Como cada año, el mensaje navideño de Felipe VI no tiene nada que ver con el mítico discurso del rey Jorge VI, el 3 de septiembre de 1939, retratado en la película El discurso del rey, de Tom Hooper (2010). Una vez oído y leído, no se entiende la expectativa generada. Por fuerza sería, como fue, más de lo mismo.

Este año ha leído otras líneas llenas de lugares comunes, vacías, sin emoción, en las cuales el término España puede ser sustituido, prácticamente, por el nombre de cualquier otro país, sin quitar la pandemia. España presenta algunos problemas comunes al resto de la comunidad internacional; pero presenta otros muy singulares y enquistados, desde la desigualdad a un concepto de unión que sólo es posible por la imposición.

De todos modos, es lo que no dijo lo que llama más la atención. Ninguna referencia, ninguna, a los partidos políticos e instituciones responsables de hacer superar la pandemia y sus consecuencias económicas y sociales. Sólo referencias a unos funcionarios públicos (militares, policías, protección civil, servicios de emergencias) y "muchos otros servidores públicos", este ya sin especificar.

Sin quitar méritos a nadie, no salen en ningún momento mencionados por su nombre, por ejemplo, los maestros, quienes, en no pocas ocasiones con una mano delante y la otra detrás, han mantenido la vida escolar, especialmente, la de los más pequeños, durante tres meses largos de severo confinamiento, en el cual los perros salían a pasear y los niños no. Del mismo modo, dejó de nombrar específicamente a todos los empleados privados del sector de la alimentación, de la farmacia, de los bienes de primera necesidad y de los transportes, en contacto directo con el público sin más protección que gel, mascarilla y guantes.

El Rey obvió la palabra clave en democracia: diálogo. Sin diálogo constructivo y sincero no hay modo de progresar de ningún tipo

Esta relativización y subestimación impregnó un pasaje fundamental del discurso real cuando dijo: "No olvidemos —afirma el Rey— que los avances y el progreso en democracia son el resultado del reencuentro y del pacto entre los españoles después de un largo periodo de enfrentamientos y divisiones". O sea, que lo que hubo antes de la Constitución fue una serie de enfrentamientos, no una cruel y sanguinaria dictadura de 40 años, fruto de una rebelión —esta sí— militar.

No es de extrañar, pues, que, lejos de censurar la abierta hostilidad —una nueva muestra— de grupos de militares, en activo y/o en la jubilación, lo pasara por alto y diera las gracias a los uniformados por su contribución a la erradicación de la pandemia.

Tampoco es de extrañar que en su reiterado llamamiento a la sumisión a la Constitución por parte de todos, no hiciera la más mínima mención al comportamiento abiertamente inconstitucional de aquellos grupos políticos que la incumplen de forma manifiesta. Ante nuestros ojos presenciamos cada día su disfrute consistente en bloquear, por ejemplo, la renovación de varios órganos de control del poder político. Mientras tanto, estos órganos, todavía en sus manos, dan de sí lo más reaccionario y antidemocrático imaginable, haciendo caso omiso de los cambios políticos que han tenido lugar últimamente y que les han hecho perder, por decisión popular, las mayorías políticas que les permitieron secuestrar la función de equilibrio y control constitucional.
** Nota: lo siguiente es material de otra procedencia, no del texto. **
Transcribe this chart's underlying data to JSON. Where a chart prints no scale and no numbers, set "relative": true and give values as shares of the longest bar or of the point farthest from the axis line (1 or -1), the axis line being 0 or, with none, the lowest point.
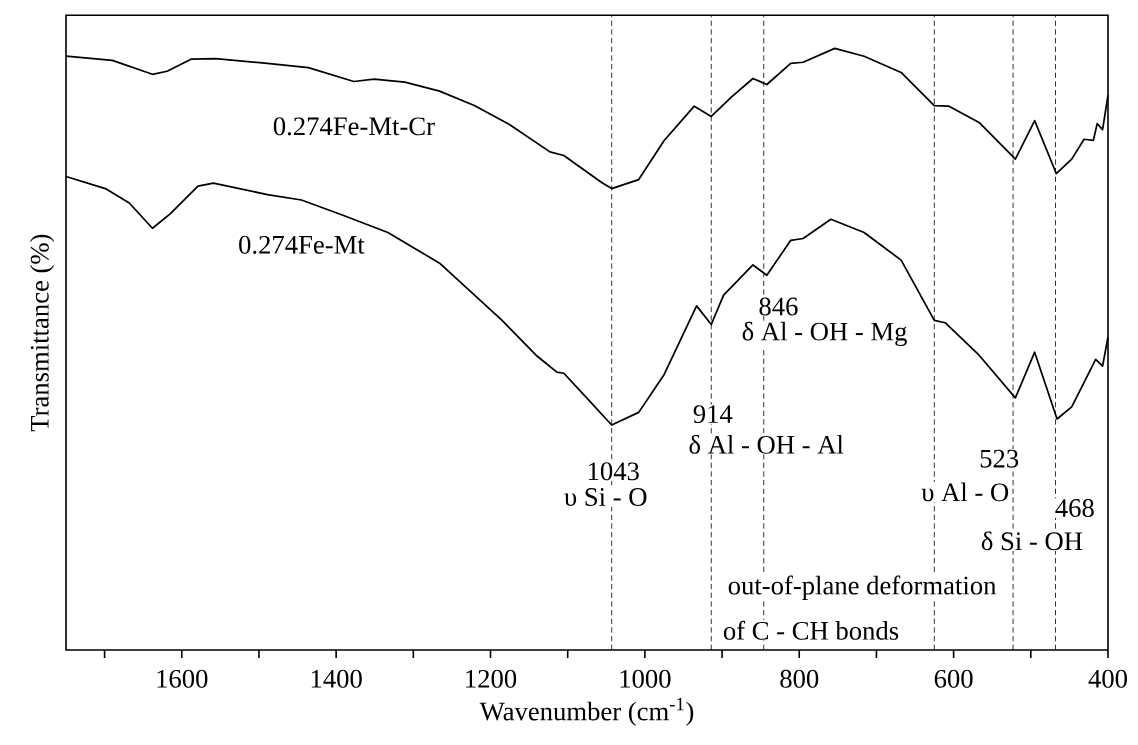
{
  "chart_data": {
    "type": "line",
    "relative": true,
    "xlabel": "Wavenumber (cm$^{-1}$)",
    "ylabel": "Transmittance (%)",
    "xlim": [
      1750,
      400
    ],
    "xticks": [
      {
        "value": 1700,
        "label": null
      },
      1600,
      {
        "value": 1500,
        "label": null
      },
      1400,
      {
        "value": 1300,
        "label": null
      },
      1200,
      {
        "value": 1100,
        "label": null
      },
      1000,
      {
        "value": 900,
        "label": null
      },
      800,
      {
        "value": 700,
        "label": null
      },
      600,
      {
        "value": 500,
        "label": null
      },
      400
    ],
    "tick_labels": "x",
    "marker": "none",
    "line_style": "solid",
    "series": [
      {
        "name": "0.274Fe-Mt-Cr",
        "color": "#000000",
        "x": [
          1750,
          1690,
          1638,
          1619,
          1588,
          1556,
          1489,
          1436,
          1377,
          1351,
          1311,
          1266,
          1221,
          1176,
          1123,
          1105,
          1056,
          1043,
          1008,
          975,
          936,
          914,
          888,
          860,
          842,
          811,
          795,
          754,
          716,
          668,
          625,
          606,
          567,
          520,
          495,
          467,
          447,
          431,
          419,
          414,
          407,
          400
        ],
        "values": [
          0.987,
          0.98,
          0.957,
          0.962,
          0.982,
          0.983,
          0.975,
          0.968,
          0.945,
          0.949,
          0.944,
          0.929,
          0.905,
          0.874,
          0.828,
          0.822,
          0.777,
          0.767,
          0.782,
          0.847,
          0.904,
          0.887,
          0.919,
          0.95,
          0.94,
          0.975,
          0.977,
          1.0,
          0.987,
          0.96,
          0.905,
          0.904,
          0.877,
          0.816,
          0.88,
          0.792,
          0.816,
          0.849,
          0.847,
          0.875,
          0.865,
          0.922
        ]
      },
      {
        "name": "0.274Fe-Mt",
        "color": "#000000",
        "x": [
          1750,
          1699,
          1668,
          1638,
          1615,
          1579,
          1559,
          1489,
          1445,
          1392,
          1333,
          1266,
          1185,
          1141,
          1114,
          1105,
          1079,
          1043,
          1008,
          975,
          933,
          914,
          898,
          860,
          842,
          811,
          795,
          759,
          716,
          668,
          625,
          611,
          567,
          520,
          495,
          466,
          447,
          429,
          416,
          407,
          400
        ],
        "values": [
          0.787,
          0.767,
          0.743,
          0.701,
          0.725,
          0.771,
          0.776,
          0.757,
          0.748,
          0.723,
          0.694,
          0.643,
          0.548,
          0.49,
          0.462,
          0.46,
          0.424,
          0.374,
          0.395,
          0.458,
          0.572,
          0.541,
          0.59,
          0.64,
          0.623,
          0.681,
          0.684,
          0.716,
          0.694,
          0.648,
          0.548,
          0.544,
          0.49,
          0.419,
          0.495,
          0.384,
          0.404,
          0.45,
          0.483,
          0.472,
          0.52
        ]
      }
    ],
    "ref_lines": [
      {
        "axis": "x",
        "value": 1043,
        "color": "#000000",
        "line_style": "dashed"
      },
      {
        "axis": "x",
        "value": 914,
        "color": "#000000",
        "line_style": "dashed"
      },
      {
        "axis": "x",
        "value": 846,
        "color": "#000000",
        "line_style": "dashed"
      },
      {
        "axis": "x",
        "value": 625,
        "color": "#000000",
        "line_style": "dashed"
      },
      {
        "axis": "x",
        "value": 523,
        "color": "#000000",
        "line_style": "dashed"
      },
      {
        "axis": "x",
        "value": 468,
        "color": "#000000",
        "line_style": "dashed"
      }
    ],
    "annotations": [
      {
        "text": "846",
        "x": 827,
        "y": 0.571
      },
      "δ Al - OH - Mg",
      {
        "text": "914",
        "x": 912,
        "y": 0.392
      },
      "δ Al - OH - Al",
      {
        "text": "1043",
        "x": 1041,
        "y": 0.297
      },
      "υ Si - O",
      {
        "text": "523",
        "x": 541,
        "y": 0.318
      },
      "υ Al - O",
      {
        "text": "468",
        "x": 443,
        "y": 0.236
      },
      "δ Si - OH",
      "out-of-plane deformation",
      "of C - CH bonds"
    ]
  }
}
No nos tiene que extrañar tampoco una referencia exclusivamente retórica a comportamientos indignos del exrey, su padre. Afirmó Felipe VI que existen unos principios morales y éticos que obligan a todos los ciudadanos —visto su estatus, ¿el rey es un ciudadano?— sin excepciones y que están por encima de cualquier consideración, de cualquier naturaleza, incluso personales o familiares. La ética y la moral están bien. Pero lo que nos hace responsables a los ciudadanos es la sumisión a la ley y no cometer delitos ni otro tipo de ilegalidades. La moral está bien, pero vivir al margen del delito, todavía es mejor y, además, sí que es obligado bajo pena criminal.
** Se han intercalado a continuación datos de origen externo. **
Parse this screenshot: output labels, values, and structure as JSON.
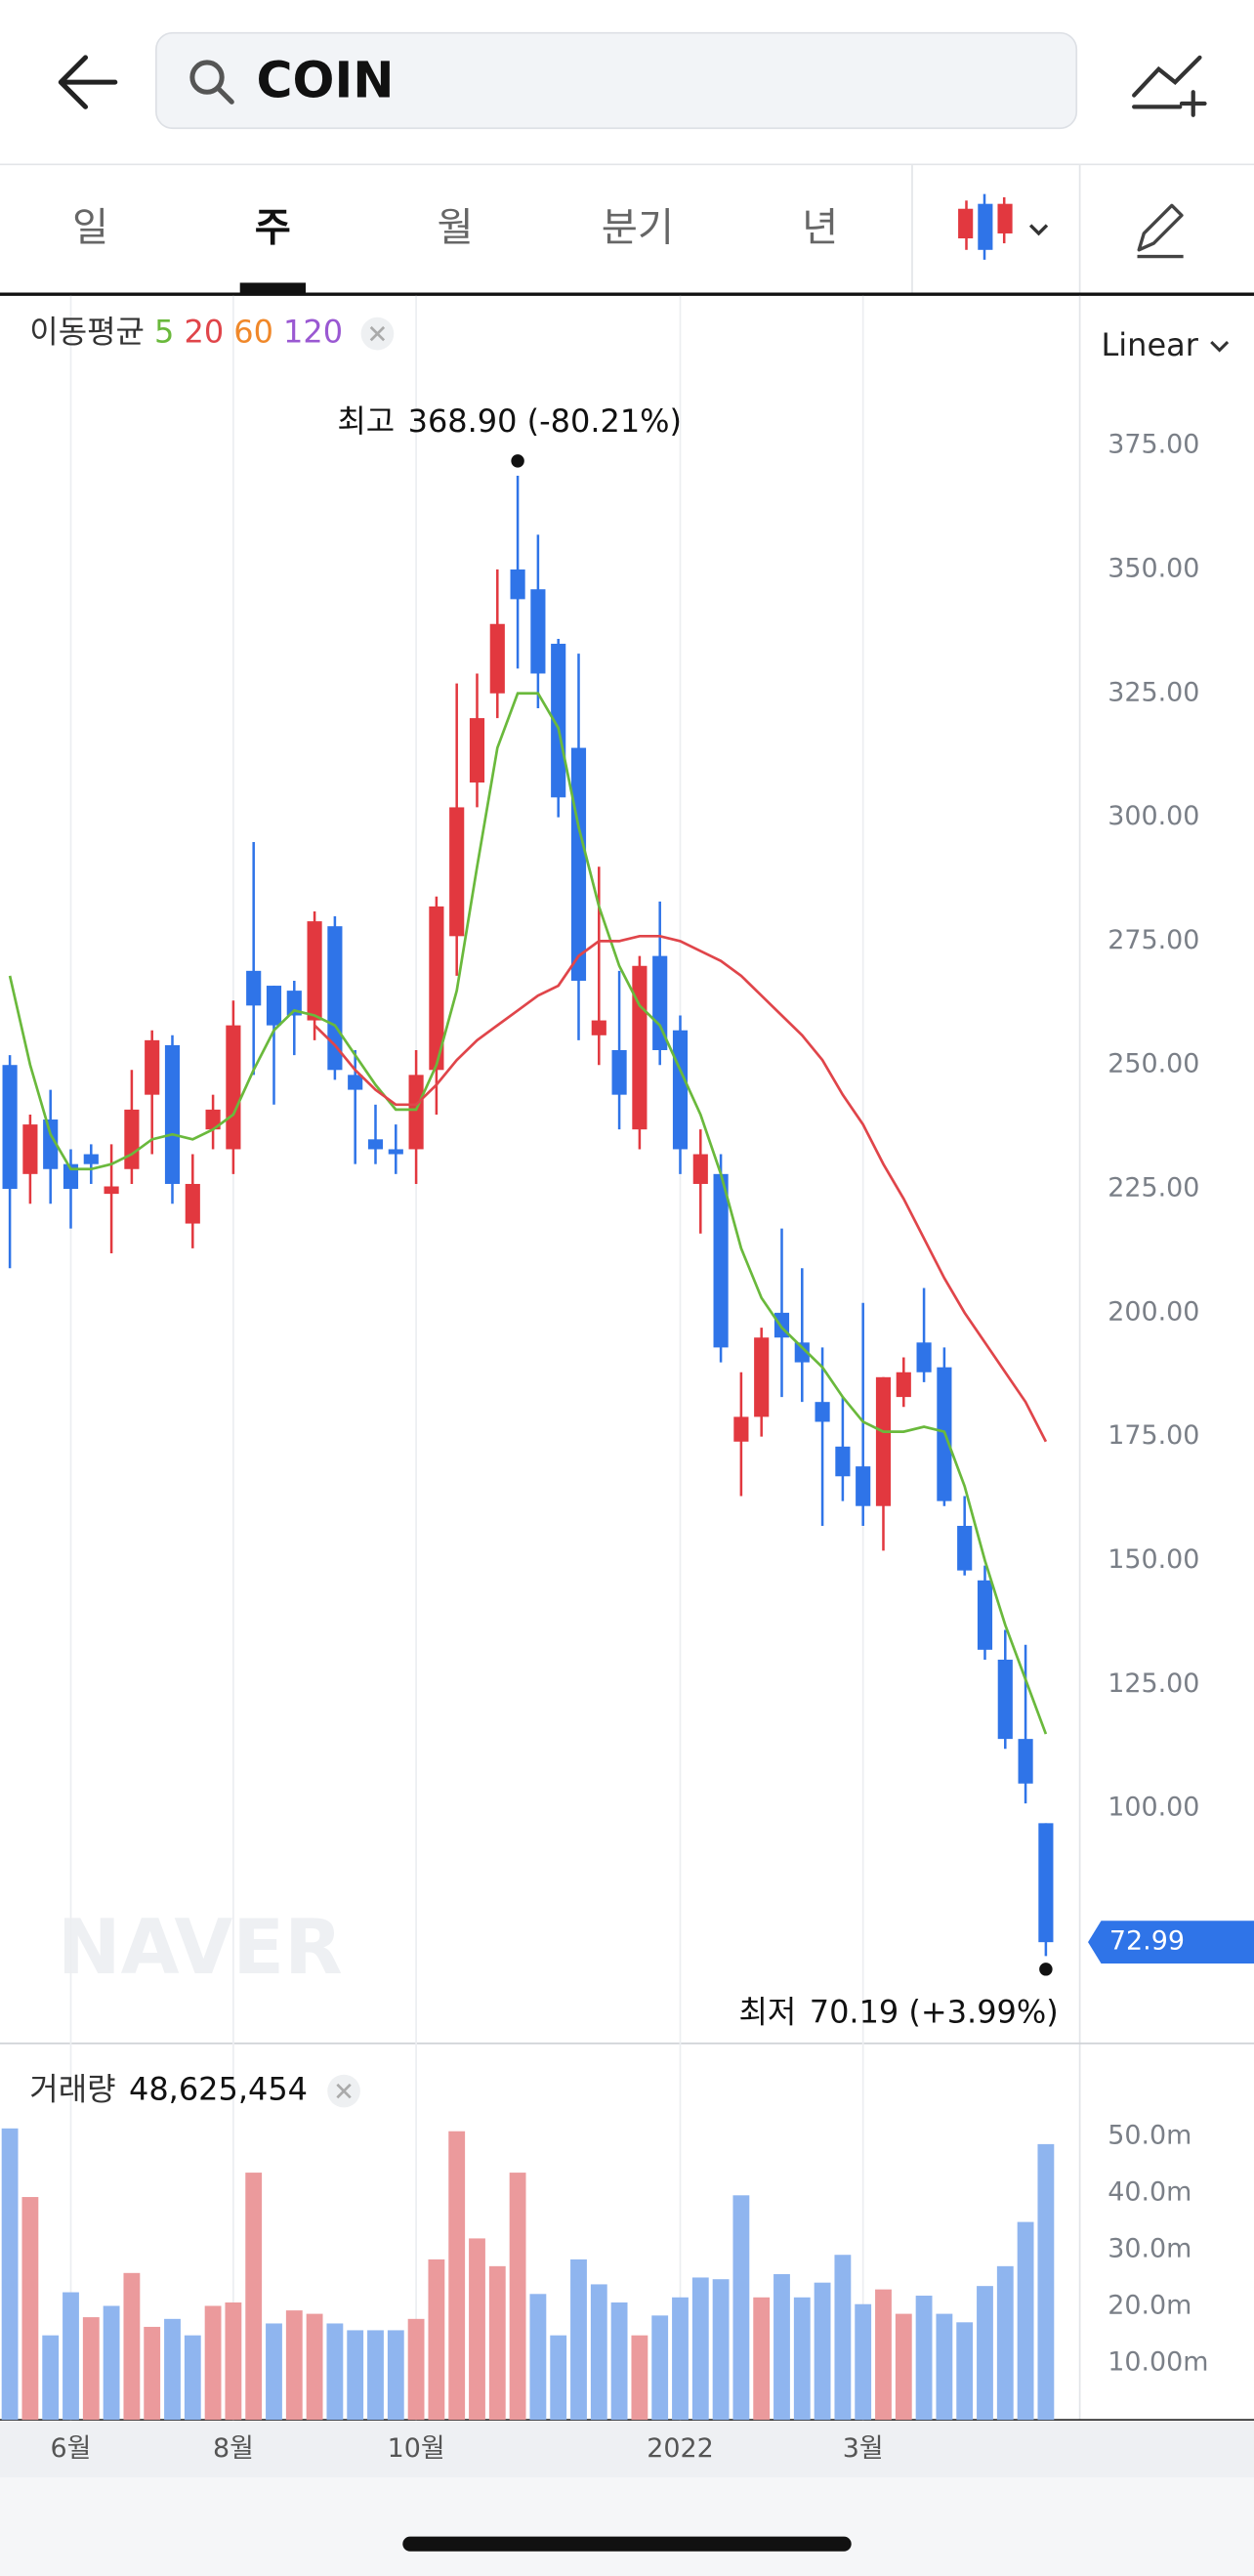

Y por encima de todo, el Rey obvió la palabra clave en democracia: diálogo. Sin diálogo constructivo y sincero no hay modo de progresar de ningún tipo. Para los reyes, quizás en tanto que monarcas —literalmente, el poder de uno—, eso del diálogo les sonará a un cuento de Las mil y una noches, en árabe, claro.

Y ya que hablamos de los cuentos de Oriente, tampoco mencionó por ningún lugar la palabra corrupción. Ni una referencia literaria, al menos, a Alí Babá y los cuarenta ladrones. No será porque no tengamos una buena representación por estas y otras regiones.